In [10]:
import torch
import torch.nn as nn
import math

In [31]:
class LoRA(nn.Module):
    def __init__(self, in_features, out_features, rank, lora_alpha):
        super().__init__()
        self.in_features = in_features
        self.out_features = out_features
        self.rank = rank
        self.lora_alpha = lora_alpha
        self.scale = lora_alpha / rank

        self.linear = nn.Linear(in_features, out_features) # Y = X * W^T + b
        # size of X: (batch_size, in_features)
        # size of self.linear.weight (i.e., W): (out_features, in_features)

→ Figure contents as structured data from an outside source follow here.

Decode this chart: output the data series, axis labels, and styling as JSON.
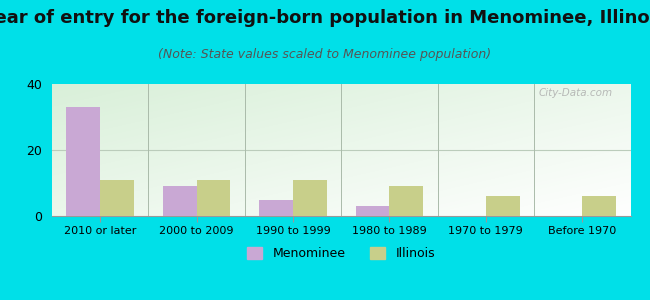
{
  "title": "Year of entry for the foreign-born population in Menominee, Illinois",
  "subtitle": "(Note: State values scaled to Menominee population)",
  "categories": [
    "2010 or later",
    "2000 to 2009",
    "1990 to 1999",
    "1980 to 1989",
    "1970 to 1979",
    "Before 1970"
  ],
  "menominee_values": [
    33,
    9,
    5,
    3,
    0,
    0
  ],
  "illinois_values": [
    11,
    11,
    11,
    9,
    6,
    6
  ],
  "menominee_color": "#c9a8d4",
  "illinois_color": "#c8cf8a",
  "ylim": [
    0,
    40
  ],
  "yticks": [
    0,
    20,
    40
  ],
  "background_outer": "#00e0e8",
  "bar_width": 0.35,
  "title_fontsize": 13,
  "subtitle_fontsize": 9,
  "legend_labels": [
    "Menominee",
    "Illinois"
  ],
  "watermark": "City-Data.com"
}
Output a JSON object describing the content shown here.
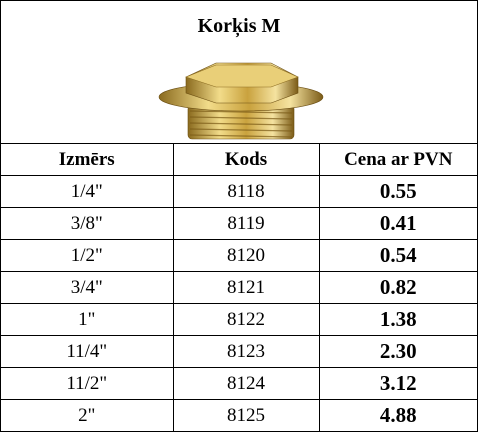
{
  "header": {
    "title": "Korķis M"
  },
  "table": {
    "columns": [
      "Izmērs",
      "Kods",
      "Cena ar PVN"
    ],
    "rows": [
      [
        "1/4\"",
        "8118",
        "0.55"
      ],
      [
        "3/8\"",
        "8119",
        "0.41"
      ],
      [
        "1/2\"",
        "8120",
        "0.54"
      ],
      [
        "3/4\"",
        "8121",
        "0.82"
      ],
      [
        "1\"",
        "8122",
        "1.38"
      ],
      [
        "11/4\"",
        "8123",
        "2.30"
      ],
      [
        "11/2\"",
        "8124",
        "3.12"
      ],
      [
        "2\"",
        "8125",
        "4.88"
      ]
    ]
  }
}
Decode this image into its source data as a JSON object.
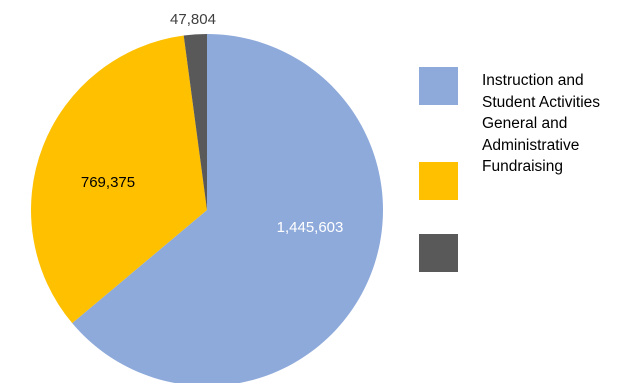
{
  "chart_data": {
    "type": "pie",
    "slices": [
      {
        "label": "Instruction and Student Activities",
        "value": 1445603,
        "display": "1,445,603",
        "color": "#8eaadb",
        "label_color": "#ffffff"
      },
      {
        "label": "General and Administrative",
        "value": 769375,
        "display": "769,375",
        "color": "#ffc000",
        "label_color": "#000000"
      },
      {
        "label": "Fundraising",
        "value": 47804,
        "display": "47,804",
        "color": "#595959",
        "label_color": "#404040"
      }
    ],
    "legend": {
      "placement": "right",
      "text_lines": [
        "Instruction and",
        "Student Activities",
        "General and",
        "Administrative",
        "Fundraising"
      ]
    }
  }
}
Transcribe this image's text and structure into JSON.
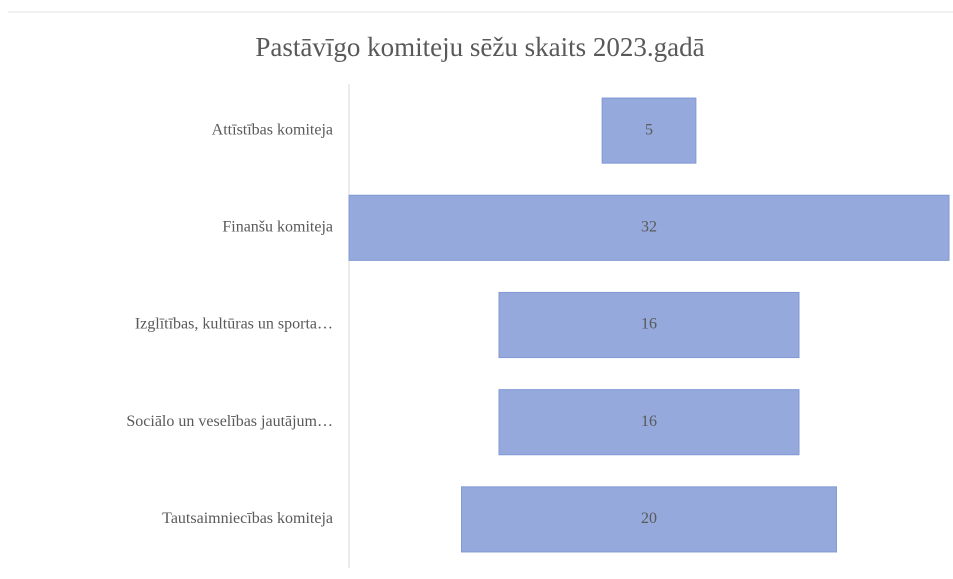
{
  "chart_data": {
    "type": "funnel",
    "title": "Pastāvīgo komiteju sēžu skaits 2023.gadā",
    "categories": [
      "Attīstības komiteja",
      "Finanšu komiteja",
      "Izglītības, kultūras un sporta…",
      "Sociālo un veselības jautājum…",
      "Tautsaimniecības komiteja"
    ],
    "values": [
      5,
      32,
      16,
      16,
      20
    ],
    "color": "#95a9dc"
  }
}
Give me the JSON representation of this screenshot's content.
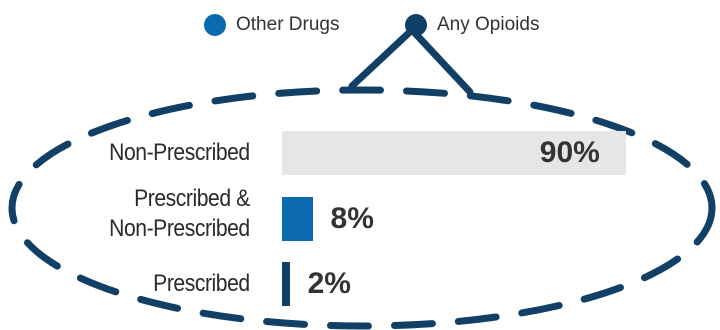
{
  "legend": {
    "items": [
      {
        "label": "Other Drugs",
        "color": "#0a6aad"
      },
      {
        "label": "Any Opioids",
        "color": "#123f66"
      }
    ]
  },
  "chart_data": {
    "type": "bar",
    "orientation": "horizontal",
    "categories": [
      "Non-Prescribed",
      "Prescribed & Non-Prescribed",
      "Prescribed"
    ],
    "category_lines": [
      [
        "Non-Prescribed"
      ],
      [
        "Prescribed &",
        "Non-Prescribed"
      ],
      [
        "Prescribed"
      ]
    ],
    "values": [
      90,
      8,
      2
    ],
    "value_labels": [
      "90%",
      "8%",
      "2%"
    ],
    "bar_colors": [
      "#e6e6e6",
      "#0a6aad",
      "#123f66"
    ],
    "xlim": [
      0,
      100
    ],
    "legend_position": "top",
    "grid": false
  }
}
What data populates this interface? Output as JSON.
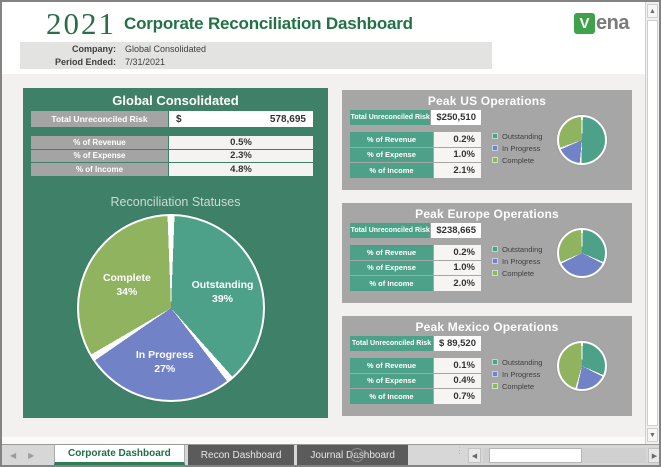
{
  "header": {
    "year": "2021",
    "title": "Corporate Reconciliation Dashboard",
    "logo": {
      "v": "V",
      "rest": "ena"
    }
  },
  "filters": {
    "company_label": "Company:",
    "company_value": "Global Consolidated",
    "period_label": "Period Ended:",
    "period_value": "7/31/2021"
  },
  "left_panel": {
    "title": "Global Consolidated",
    "risk_label": "Total Unreconciled Risk",
    "currency": "$",
    "risk_value": "578,695",
    "metrics": [
      {
        "label": "% of Revenue",
        "value": "0.5%"
      },
      {
        "label": "% of Expense",
        "value": "2.3%"
      },
      {
        "label": "% of Income",
        "value": "4.8%"
      }
    ],
    "pie_title": "Reconciliation Statuses"
  },
  "regions": [
    {
      "title": "Peak US Operations",
      "risk_label": "Total Unreconciled Risk",
      "currency": "$",
      "risk_value": "250,510",
      "metrics": [
        {
          "label": "% of Revenue",
          "value": "0.2%"
        },
        {
          "label": "% of Expense",
          "value": "1.0%"
        },
        {
          "label": "% of Income",
          "value": "2.1%"
        }
      ]
    },
    {
      "title": "Peak Europe Operations",
      "risk_label": "Total Unreconciled Risk",
      "currency": "$",
      "risk_value": "238,665",
      "metrics": [
        {
          "label": "% of Revenue",
          "value": "0.2%"
        },
        {
          "label": "% of Expense",
          "value": "1.0%"
        },
        {
          "label": "% of Income",
          "value": "2.0%"
        }
      ]
    },
    {
      "title": "Peak Mexico Operations",
      "risk_label": "Total Unreconciled Risk",
      "currency": "$",
      "risk_value": "89,520",
      "metrics": [
        {
          "label": "% of Revenue",
          "value": "0.1%"
        },
        {
          "label": "% of Expense",
          "value": "0.4%"
        },
        {
          "label": "% of Income",
          "value": "0.7%"
        }
      ]
    }
  ],
  "legend": {
    "items": [
      "Outstanding",
      "In Progress",
      "Complete"
    ]
  },
  "sheet_bar": {
    "tabs": [
      {
        "label": "Corporate Dashboard",
        "active": true
      },
      {
        "label": "Recon Dashboard",
        "active": false
      },
      {
        "label": "Journal Dashboard",
        "active": false
      }
    ],
    "add_label": "+"
  },
  "colors": {
    "title_green": "#217346",
    "panel_green": "#3F8168",
    "status_outstanding": "#4EA189",
    "status_in_progress": "#7282C7",
    "status_complete": "#90B360",
    "panel_gray": "#A6A6A6",
    "label_gray": "#A4A4A4",
    "vena_green": "#3EA24B"
  },
  "chart_data": [
    {
      "type": "pie",
      "title": "Reconciliation Statuses",
      "labels": [
        "Outstanding",
        "In Progress",
        "Complete"
      ],
      "values": [
        39,
        27,
        34
      ],
      "colors": [
        "#4EA189",
        "#7282C7",
        "#90B360"
      ],
      "data_labels": true,
      "legend_position": "none"
    },
    {
      "type": "pie",
      "title": "Peak US Operations statuses",
      "labels": [
        "Outstanding",
        "In Progress",
        "Complete"
      ],
      "values": [
        51,
        18,
        31
      ],
      "colors": [
        "#4EA189",
        "#7282C7",
        "#90B360"
      ],
      "data_labels": false,
      "legend_position": "left"
    },
    {
      "type": "pie",
      "title": "Peak Europe Operations statuses",
      "labels": [
        "Outstanding",
        "In Progress",
        "Complete"
      ],
      "values": [
        32,
        36,
        32
      ],
      "colors": [
        "#4EA189",
        "#7282C7",
        "#90B360"
      ],
      "data_labels": false,
      "legend_position": "left"
    },
    {
      "type": "pie",
      "title": "Peak Mexico Operations statuses",
      "labels": [
        "Outstanding",
        "In Progress",
        "Complete"
      ],
      "values": [
        32,
        22,
        46
      ],
      "colors": [
        "#4EA189",
        "#7282C7",
        "#90B360"
      ],
      "data_labels": false,
      "legend_position": "left"
    }
  ]
}
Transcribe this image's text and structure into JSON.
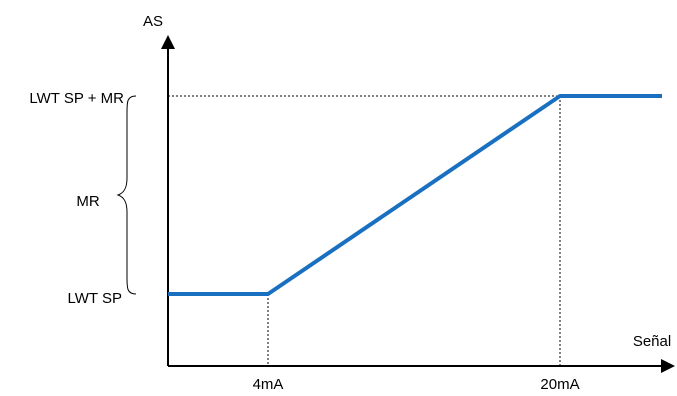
{
  "chart_data": {
    "type": "line",
    "title": "",
    "xlabel": "Señal",
    "ylabel": "AS",
    "x_ticks": [
      "4mA",
      "20mA"
    ],
    "y_ticks": [
      "LWT SP",
      "LWT SP + MR"
    ],
    "brace_label": "MR",
    "series": [
      {
        "color": "#1a70c0",
        "points": [
          {
            "x": "min",
            "y": "LWT SP"
          },
          {
            "x": "4mA",
            "y": "LWT SP"
          },
          {
            "x": "20mA",
            "y": "LWT SP + MR"
          },
          {
            "x": "max",
            "y": "LWT SP + MR"
          }
        ]
      }
    ],
    "grid": false
  }
}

        # Y = X * (W + A * B)^T + b
        # size of A: (out_features, rank)
        # size of B: (rank, in_features)

        if self.rank > 0:
            # 这里需要nn.Parameter, 这样model.parameters()才会包含这个参数
            self.lora_a = nn.Parameter(torch.randn(out_features, rank))
            nn.init.kaiming_normal_(self.lora_a, a=0.01)
            self.lora_b = nn.Parameter(torch.zeros(rank, in_features))
        else:
            self.lora_a = None
            self.lora_b = None

        # 设置linear的参数为不可训练
        for param in self.linear.parameters():
            param.requires_grad = False

    def forward(self, X):
        if self.rank > 0:
            # Y = X * (W + A * B)^T + b = X * W^T + b + X * (A * B)^T
            return self.linear(X) + self.scale * X @ (self.lora_a @ self.lora_b).T
        else:
            return self.linear(X)

In [40]:
batch_size = 8
in_features = 10
out_features = 20
rank = 2
lora_alpha = 1

X = torch.randn(batch_size, in_features)

lora = LoRA(in_features, out_features, rank, lora_alpha)

Y = lora(X)

print(f"Shape of Y: {Y.shape}")

s = Y.sum()

print(f"s: {s}")

s.backward()

print("grad sum of lora.lora_a: ", lora.lora_a.grad.sum())
print("grad sum of lora.lora_b: ", lora.lora_b.grad.sum())
print("grad of lora.linear.bias: ", lora.linear.bias.grad)
# \frac{\partial s}{\partial A} = B @ X^T
print("grad of lora.linear.weight: ", lora.linear.weight.grad)